В разговоре с Пепперштейном (далее ПП), записанном в Москве (ноябрь 2009 года), я предположил, что «стагнация – наш национальный ресурс»109 и выразил солидарность с его пессимизмом по поводу индустрии культуры, подтвердив, что она вплотную подошла к черте, за которой открывается горизонт «антигламурного терроризма». По мнению моего собеседника, «даже в безнадежном положении возникает желание как-то воздействовать на стечение обстоятельств. Дело в том, что когда мы испытываем чувство бешеной злобы или, точнее, метафизического бешенства, то в этих условиях, как и в любых галлюцинаторных состояниях, начинает казаться, что единственное оружие против такого рода врагов – это, конечно же, не искусство, не социальный протест, не политика и не политическое чувство ответственности, а, в общем-то, только магия. Ничего другого, если говорить по существу, в арсенале не остается. Все остальное сводится к использованию декоративных элементов».

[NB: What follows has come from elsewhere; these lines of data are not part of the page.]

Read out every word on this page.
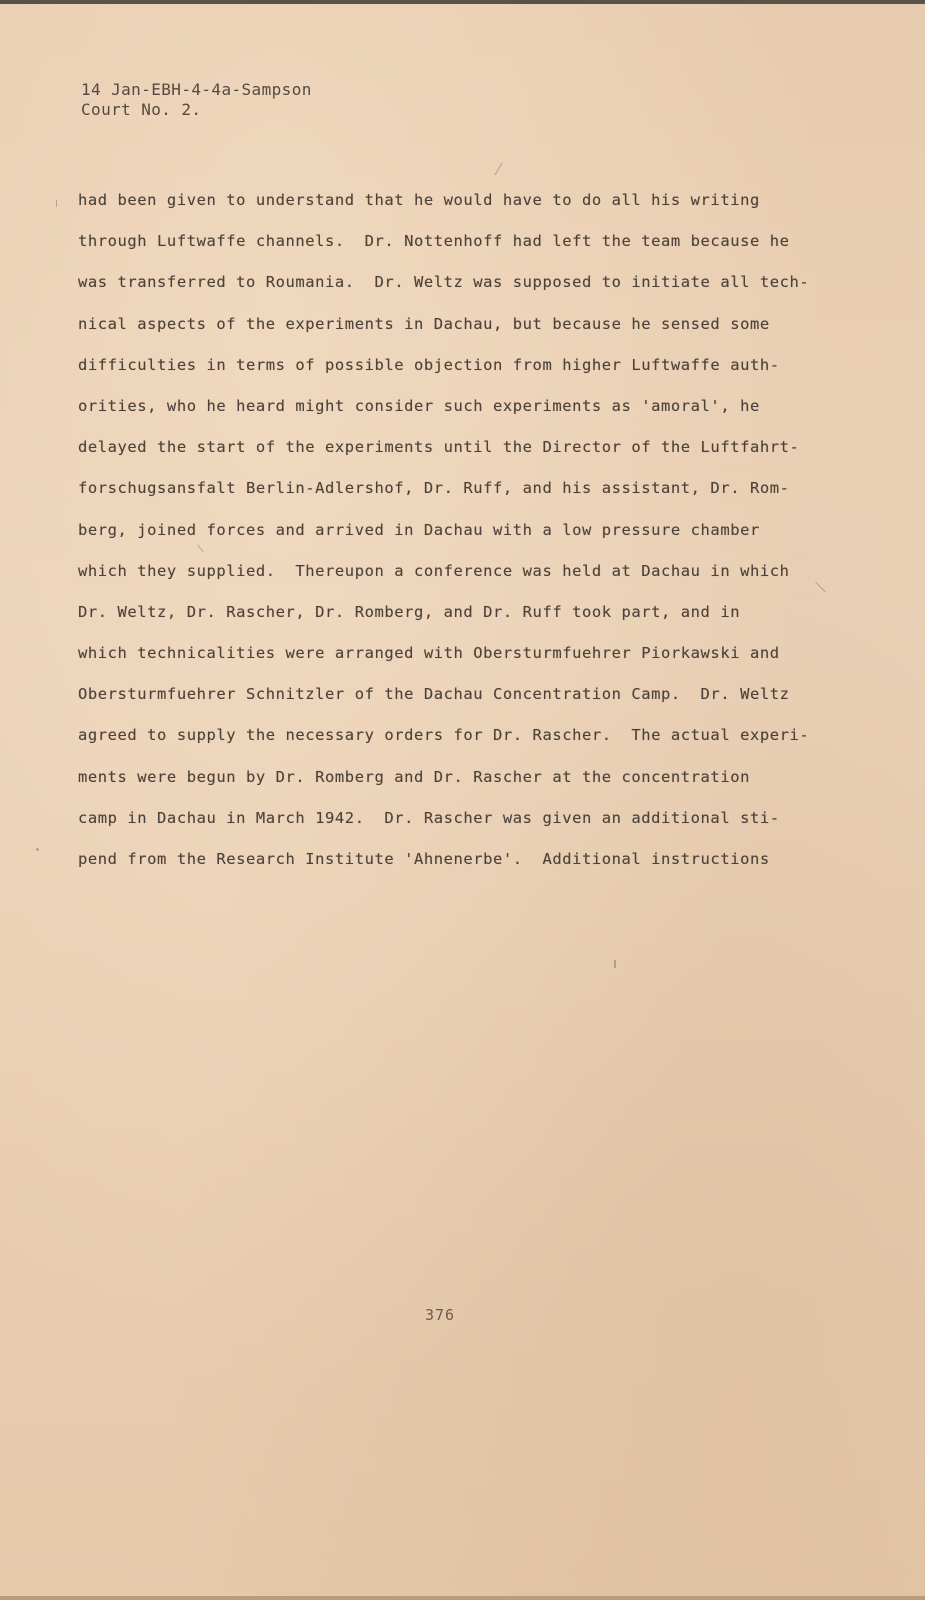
14 Jan-EBH-4-4a-Sampson
Court No. 2.
had been given to understand that he would have to do all his writing
through Luftwaffe channels.  Dr. Nottenhoff had left the team because he
was transferred to Roumania.  Dr. Weltz was supposed to initiate all tech-
nical aspects of the experiments in Dachau, but because he sensed some
difficulties in terms of possible objection from higher Luftwaffe auth-
orities, who he heard might consider such experiments as 'amoral', he
delayed the start of the experiments until the Director of the Luftfahrt-
forschugsansfalt Berlin-Adlershof, Dr. Ruff, and his assistant, Dr. Rom-
berg, joined forces and arrived in Dachau with a low pressure chamber
which they supplied.  Thereupon a conference was held at Dachau in which
Dr. Weltz, Dr. Rascher, Dr. Romberg, and Dr. Ruff took part, and in
which technicalities were arranged with Obersturmfuehrer Piorkawski and
Obersturmfuehrer Schnitzler of the Dachau Concentration Camp.  Dr. Weltz
agreed to supply the necessary orders for Dr. Rascher.  The actual experi-
ments were begun by Dr. Romberg and Dr. Rascher at the concentration
camp in Dachau in March 1942.  Dr. Rascher was given an additional sti-
pend from the Research Institute 'Ahnenerbe'.  Additional instructions
376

Услышав слово «магия», я предложил ПП подумать о перспективах московского партизанского концептуализма, полагая, что, если нам удастся составить о них представление, то это, собственно, и будет магический акт. Быть может, спросил я его, концептуализм сам по себе является моделью этой иллюзорной перспективы? И существуют ли помимо нее какие-либо иные перспективы, внеположные ей самой? Или же она (эта модель) замкнута на созерцании своей структурности?

По мнению ПП, «многое зависит от того, способен ли концептуализм противопоставить себя арт-системе, арт-миру в целом? Если да, то тогда можно говорить о тех или иных интересных перспективах в этой области. Это первый момент. Соперничество с властью по диссидентскому образцу и противопоставление себя существующей системе особого культурогенного смысла, увы, не имеет. Особенно здесь и теперь, учитывая вялость либеральной интеллигенции, которая, раздвинув ноги, шепчет что-то невнятное ебущим ее властям. То, что осталось от постсоветской индустрии культуры, сразу же интегрируется в интернациональную систему и очень быстро подгоняется под общие глобалистские схемы. Вот почему противопоставление должно иметь максимальный охват и быть направленным против доминирующей культурной парадигмы, которая на самом деле – идеологическая сетка, а не какая-то конкретная парадигма.

16.1

Юрий Альберт, Маргарита Мастеркова-Тупицына, Виктория Самойлова и Павел Пепперштейн. Кёльн, 1997. Фото В.А.-Т., 1997.

У нас эта сетка сейчас внедряется по довольно простому колониальному сценарию. Короче говоря, если с чем-то бороться, то прежде всего против колониализма, глобализма, капитализма и архитекторов».

Перед тем как передать микрофон собеседнику110, я решил разобраться в том, какое отношение слово «партизанский» имеет к слову «концептуализм», и предложил ввести в рассмотрение три типа партизан: (1) никому не нужные художники, которые производят коммерческое искусство с претензией на гламур, причем настолько откровенно, что это отталкивает даже индустрию культуры; (2) партизаны, уставшие быть партизанами и востребованные индустрией культуры; (3) «заматерелые» партизаны, так и не обретшие институционального статуса и не ставшие частью истеблишмента, несмотря на свою известность в арт-мире. Вопрос: нужны ли московскому партизанскому концептуализму перспективы на уровне институциональной, «регулярной» индустрии культуры? И не противоречит ли статус партизана этому конвертированию?

Ведь когда мы говорим о перспективах московского концептуализма на Западе, мы никогда не уточняем, где именно и в каком контексте им предстоит реализоваться.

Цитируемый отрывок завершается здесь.